# walleye cheeks



## walleyeman2006 (Sep 12, 2006)

ive made chowder from walleye cheeks along with just grilling or frying them...any other recpies out there?


----------



## jro6868 (Jan 29, 2007)

Saute them with a couple of cloves of garlic (crushed or minced) and some butter and seasoned salt.


----------



## Oldgrandman (Nov 16, 2004)

Rinse off some small mushrooms or caps of choice and dust them and the cheeks in drakes and fry in light butter or bacon grease. Start the shrooms a few minutes ahead. Don't soak em in butter or grease but just enough to fry them up. Better to add as cooking than to over do it. Freakin yummy!


----------



## TheMAIT (Nov 7, 2005)

:tdo12: Seriously...actually using the walleye cheek---there is a lot of meat up there????


----------



## alex-v (Mar 24, 2005)

It is a little nugget. Not big but for it is so easy to trim out that it is a shame to just leave them there.
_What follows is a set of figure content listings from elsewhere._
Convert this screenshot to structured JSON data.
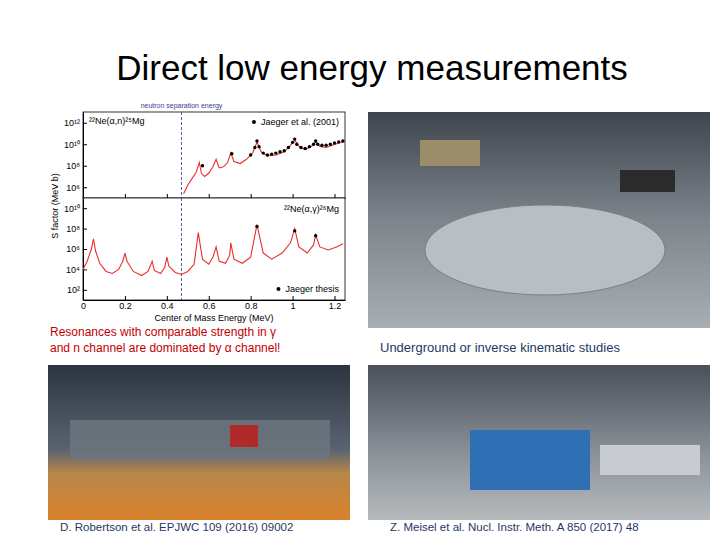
{
  "title": "Direct low energy measurements",
  "chart_data": [
    {
      "type": "line",
      "log": "y",
      "tick_labels": "y",
      "legend": "upper right",
      "ylabel": "S factor (MeV b)",
      "xlim": [
        0,
        1.25
      ],
      "xticks": [
        0,
        0.2,
        0.4,
        0.6,
        0.8,
        1,
        1.2
      ],
      "ylim": [
        100000.0,
        10000000000000.0
      ],
      "yticks": [
        {
          "value": 1000000.0,
          "label": "10⁶"
        },
        {
          "value": 100000000.0,
          "label": "10⁸"
        },
        {
          "value": 10000000000.0,
          "label": "10¹⁰"
        },
        {
          "value": 1000000000000.0,
          "label": "10¹²"
        }
      ],
      "vlines": [
        {
          "x": 0.47,
          "label": "neutron separation energy"
        }
      ],
      "annotations": [
        {
          "text": "²²Ne(α,n)²⁵Mg"
        }
      ],
      "series": [
        {
          "type": "line",
          "color": "#e8302a",
          "line_style": "solid",
          "x": [
            0.48,
            0.5,
            0.52,
            0.54,
            0.555,
            0.565,
            0.58,
            0.6,
            0.62,
            0.635,
            0.65,
            0.67,
            0.69,
            0.705,
            0.72,
            0.75,
            0.78,
            0.81,
            0.83,
            0.85,
            0.88,
            0.92,
            0.96,
            0.99,
            1.01,
            1.03,
            1.06,
            1.09,
            1.11,
            1.13,
            1.16,
            1.19,
            1.22,
            1.24
          ],
          "values": [
            250000.0,
            1600000.0,
            6300000.0,
            25000000.0,
            200000000.0,
            20000000.0,
            10000000.0,
            20000000.0,
            80000000.0,
            400000000.0,
            63000000.0,
            80000000.0,
            200000000.0,
            1600000000.0,
            250000000.0,
            160000000.0,
            400000000.0,
            1600000000.0,
            16000000000.0,
            2000000000.0,
            800000000.0,
            1000000000.0,
            2000000000.0,
            8000000000.0,
            25000000000.0,
            6300000000.0,
            3200000000.0,
            6300000000.0,
            16000000000.0,
            6300000000.0,
            5000000000.0,
            8000000000.0,
            13000000000.0,
            16000000000.0
          ]
        },
        {
          "type": "scatter",
          "name": "Jaeger et al. (2001)",
          "color": "#000000",
          "marker": "circle",
          "x": [
            0.57,
            0.71,
            0.8,
            0.82,
            0.83,
            0.84,
            0.86,
            0.88,
            0.9,
            0.92,
            0.94,
            0.96,
            0.98,
            1,
            1.01,
            1.02,
            1.04,
            1.06,
            1.08,
            1.1,
            1.11,
            1.12,
            1.14,
            1.16,
            1.18,
            1.2,
            1.22,
            1.24
          ],
          "values": [
            100000000.0,
            1300000000.0,
            1000000000.0,
            5000000000.0,
            20000000000.0,
            6000000000.0,
            1500000000.0,
            1000000000.0,
            1200000000.0,
            1500000000.0,
            2000000000.0,
            2500000000.0,
            5000000000.0,
            15000000000.0,
            30000000000.0,
            10000000000.0,
            5000000000.0,
            4000000000.0,
            6000000000.0,
            10000000000.0,
            20000000000.0,
            10000000000.0,
            8000000000.0,
            8000000000.0,
            10000000000.0,
            13000000000.0,
            16000000000.0,
            20000000000.0
          ]
        }
      ]
    },
    {
      "type": "line",
      "log": "y",
      "legend": "lower right",
      "xlabel": "Center of Mass Energy (MeV)",
      "xlim": [
        0,
        1.25
      ],
      "xticks": [
        0,
        0.2,
        0.4,
        0.6,
        0.8,
        1,
        1.2
      ],
      "ylim": [
        10.0,
        100000000000.0
      ],
      "yticks": [
        {
          "value": 100.0,
          "label": "10²"
        },
        {
          "value": 10000.0,
          "label": "10⁴"
        },
        {
          "value": 1000000.0,
          "label": "10⁶"
        },
        {
          "value": 100000000.0,
          "label": "10⁸"
        },
        {
          "value": 10000000000.0,
          "label": "10¹⁰"
        }
      ],
      "vlines": [
        {
          "x": 0.47
        }
      ],
      "annotations": [
        {
          "text": "²²Ne(α,γ)²⁶Mg"
        }
      ],
      "series": [
        {
          "type": "line",
          "color": "#e8302a",
          "line_style": "solid",
          "x": [
            0,
            0.02,
            0.04,
            0.05,
            0.06,
            0.08,
            0.11,
            0.14,
            0.17,
            0.19,
            0.2,
            0.21,
            0.24,
            0.28,
            0.31,
            0.33,
            0.34,
            0.37,
            0.39,
            0.4,
            0.41,
            0.44,
            0.47,
            0.5,
            0.53,
            0.55,
            0.57,
            0.6,
            0.62,
            0.635,
            0.65,
            0.68,
            0.7,
            0.705,
            0.72,
            0.76,
            0.8,
            0.83,
            0.86,
            0.9,
            0.95,
            0.99,
            1.01,
            1.03,
            1.07,
            1.1,
            1.11,
            1.13,
            1.17,
            1.21,
            1.24
          ],
          "values": [
            10000.0,
            63000.0,
            1000000.0,
            10000000.0,
            630000.0,
            40000.0,
            6300.0,
            4000.0,
            10000.0,
            63000.0,
            400000.0,
            63000.0,
            6300.0,
            2500.0,
            6300.0,
            63000.0,
            8000.0,
            4000.0,
            16000.0,
            160000.0,
            20000.0,
            5000.0,
            3200.0,
            6300.0,
            32000.0,
            40000000.0,
            100000.0,
            32000.0,
            160000.0,
            1600000.0,
            63000.0,
            40000.0,
            250000.0,
            4000000.0,
            100000.0,
            40000.0,
            160000.0,
            250000000.0,
            400000.0,
            100000.0,
            400000.0,
            4000000.0,
            100000000.0,
            1600000.0,
            400000.0,
            2500000.0,
            25000000.0,
            1600000.0,
            800000.0,
            1600000.0,
            3200000.0
          ]
        },
        {
          "type": "scatter",
          "name": "Jaeger thesis",
          "color": "#000000",
          "marker": "circle",
          "x": [
            0.83,
            1.01,
            1.11
          ],
          "values": [
            160000000.0,
            60000000.0,
            20000000.0
          ]
        }
      ]
    }
  ],
  "captions": [
    {
      "lines": [
        "Resonances with comparable strength in γ",
        "and n channel are dominated by α channel!"
      ],
      "color": "#c00000"
    },
    {
      "lines": [
        "Underground or inverse kinematic studies"
      ],
      "color": "#1f3864"
    },
    {
      "lines": [
        "D. Robertson et al. EPJWC 109 (2016) 09002"
      ],
      "color": "#1f3864"
    },
    {
      "lines": [
        "Z. Meisel et al. Nucl. Instr. Meth. A 850 (2017) 48"
      ],
      "color": "#1f3864"
    }
  ]
}
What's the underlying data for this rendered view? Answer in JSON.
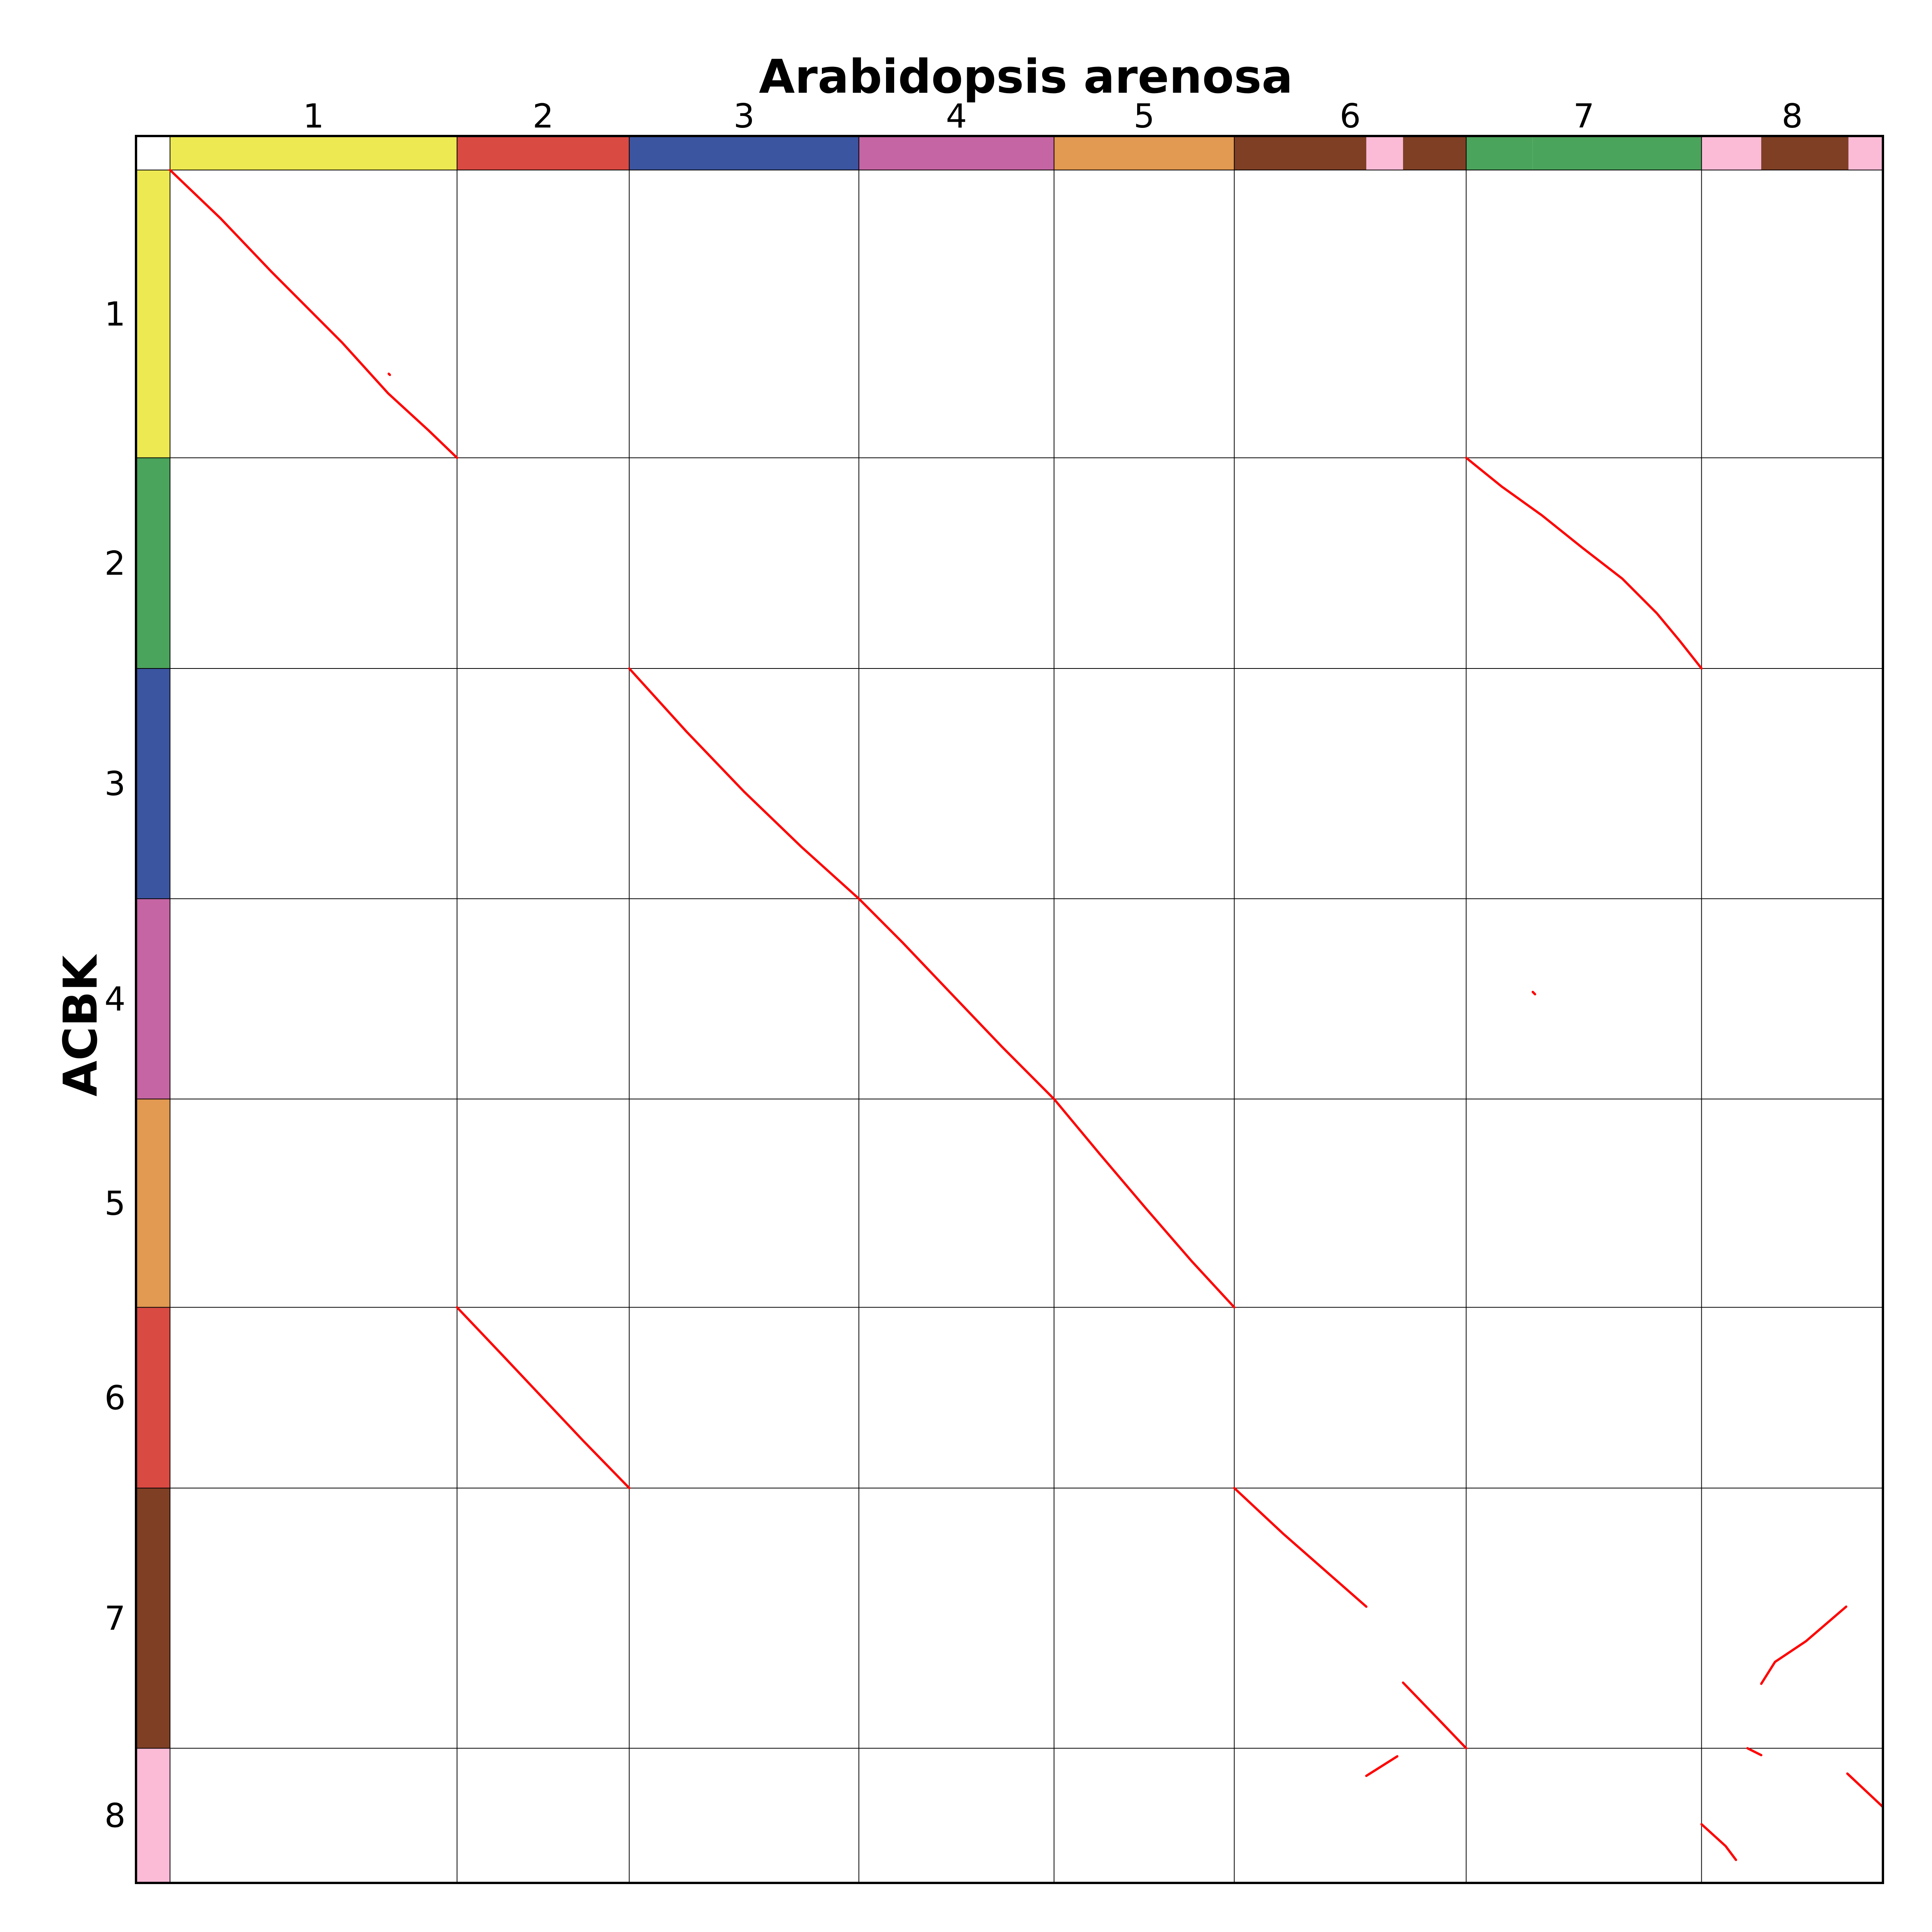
{
  "chart_data": {
    "type": "scatter",
    "title": "Arabidopsis arenosa",
    "xlabel": "Arabidopsis arenosa",
    "ylabel": "ACBK",
    "grid": true,
    "x_chromosomes": [
      {
        "label": "1",
        "start": 0,
        "end": 25
      },
      {
        "label": "2",
        "start": 25,
        "end": 40
      },
      {
        "label": "3",
        "start": 40,
        "end": 60
      },
      {
        "label": "4",
        "start": 60,
        "end": 77
      },
      {
        "label": "5",
        "start": 77,
        "end": 92.7
      },
      {
        "label": "6",
        "start": 92.7,
        "end": 112.9
      },
      {
        "label": "7",
        "start": 112.9,
        "end": 133.4
      },
      {
        "label": "8",
        "start": 133.4,
        "end": 149.2
      }
    ],
    "y_chromosomes": [
      {
        "label": "1",
        "start": 0,
        "end": 25
      },
      {
        "label": "2",
        "start": 25,
        "end": 43.3
      },
      {
        "label": "3",
        "start": 43.3,
        "end": 63.3
      },
      {
        "label": "4",
        "start": 63.3,
        "end": 80.7
      },
      {
        "label": "5",
        "start": 80.7,
        "end": 98.8
      },
      {
        "label": "6",
        "start": 98.8,
        "end": 114.5
      },
      {
        "label": "7",
        "start": 114.5,
        "end": 137.1
      },
      {
        "label": "8",
        "start": 137.1,
        "end": 148.8
      }
    ],
    "x_color_bands": [
      {
        "start": 0,
        "end": 25,
        "color": "#ece953"
      },
      {
        "start": 25,
        "end": 40,
        "color": "#d94a43"
      },
      {
        "start": 40,
        "end": 60,
        "color": "#3c55a0"
      },
      {
        "start": 60,
        "end": 77,
        "color": "#c665a3"
      },
      {
        "start": 77,
        "end": 92.7,
        "color": "#e29951"
      },
      {
        "start": 92.7,
        "end": 104.2,
        "color": "#7f3f25"
      },
      {
        "start": 104.2,
        "end": 107.4,
        "color": "#fbbbd7"
      },
      {
        "start": 107.4,
        "end": 112.9,
        "color": "#7f3f25"
      },
      {
        "start": 112.9,
        "end": 118.7,
        "color": "#4ba45c"
      },
      {
        "start": 118.7,
        "end": 133.4,
        "color": "#4ba45c"
      },
      {
        "start": 133.4,
        "end": 138.6,
        "color": "#fbbbd7"
      },
      {
        "start": 138.6,
        "end": 146.2,
        "color": "#7f3f25"
      },
      {
        "start": 146.2,
        "end": 149.2,
        "color": "#fbbbd7"
      }
    ],
    "y_color_bands": [
      {
        "start": 0,
        "end": 25,
        "color": "#ece953"
      },
      {
        "start": 25,
        "end": 43.3,
        "color": "#4ba45c"
      },
      {
        "start": 43.3,
        "end": 63.3,
        "color": "#3c55a0"
      },
      {
        "start": 63.3,
        "end": 80.7,
        "color": "#c665a3"
      },
      {
        "start": 80.7,
        "end": 98.8,
        "color": "#e29951"
      },
      {
        "start": 98.8,
        "end": 114.5,
        "color": "#d94a43"
      },
      {
        "start": 114.5,
        "end": 137.1,
        "color": "#7f3f25"
      },
      {
        "start": 137.1,
        "end": 148.8,
        "color": "#fbbbd7"
      }
    ],
    "series": [
      {
        "color": "#ff0000",
        "segments": [
          {
            "x": [
              0,
              4.4,
              8.8,
              15,
              19,
              22.5,
              25
            ],
            "y": [
              0,
              4.2,
              8.8,
              15,
              19.4,
              22.6,
              25
            ]
          },
          {
            "x": [
              19.05,
              19.15
            ],
            "y": [
              17.7,
              17.8
            ]
          },
          {
            "x": [
              112.9,
              116,
              119.5,
              123,
              126.5,
              129.5,
              131.5,
              133.4
            ],
            "y": [
              25,
              27.5,
              30,
              32.8,
              35.5,
              38.5,
              40.9,
              43.3
            ]
          },
          {
            "x": [
              40,
              45,
              50,
              55,
              60
            ],
            "y": [
              43.3,
              48.8,
              54,
              58.8,
              63.3
            ]
          },
          {
            "x": [
              60,
              63.8,
              68,
              72.5,
              77
            ],
            "y": [
              63.3,
              67.1,
              71.5,
              76.2,
              80.7
            ]
          },
          {
            "x": [
              118.7,
              118.9
            ],
            "y": [
              71.4,
              71.6
            ]
          },
          {
            "x": [
              77,
              81,
              85,
              89,
              92.7
            ],
            "y": [
              80.7,
              85.5,
              90.2,
              94.8,
              98.8
            ]
          },
          {
            "x": [
              25,
              29,
              32.5,
              36,
              40
            ],
            "y": [
              98.8,
              103,
              106.7,
              110.4,
              114.5
            ]
          },
          {
            "x": [
              92.7,
              97,
              101,
              104.2
            ],
            "y": [
              114.5,
              118.5,
              122,
              124.8
            ]
          },
          {
            "x": [
              107.4,
              110.5,
              112.9
            ],
            "y": [
              131.4,
              134.6,
              137.1
            ]
          },
          {
            "x": [
              138.6,
              139.8,
              142.5,
              146
            ],
            "y": [
              131.5,
              129.6,
              127.8,
              124.8
            ]
          },
          {
            "x": [
              104.2,
              106.9
            ],
            "y": [
              139.5,
              137.8
            ]
          },
          {
            "x": [
              137.4,
              138.6
            ],
            "y": [
              137.1,
              137.7
            ]
          },
          {
            "x": [
              133.4,
              135.5,
              136.4
            ],
            "y": [
              143.7,
              145.6,
              146.8
            ]
          },
          {
            "x": [
              146.1,
              149.2
            ],
            "y": [
              139.3,
              142.2
            ]
          }
        ]
      }
    ]
  }
}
By the time the skeleton hits the garden all usable meat should be filleted off the carcass.


----------



## fasthunter (Sep 15, 2006)

TheMAIT said:


> :tdo12: Seriously...actually using the walleye cheek---there is a lot of meat up there????


 I fried some up on Friday. Pretty good.:corkysm55 They are VERY easy to fillet out too.


----------



## doublell (Feb 8, 2007)

alex-v said:


> It is a little nugget. Not big but for it is so easy to trim out that it is a shame to just leave them there.
> 
> By the time the skeleton hits the garden all usable meat should be filleted off the carcass.


 Great point Alex. Putting the carcass in the garden pays big dividends.


----------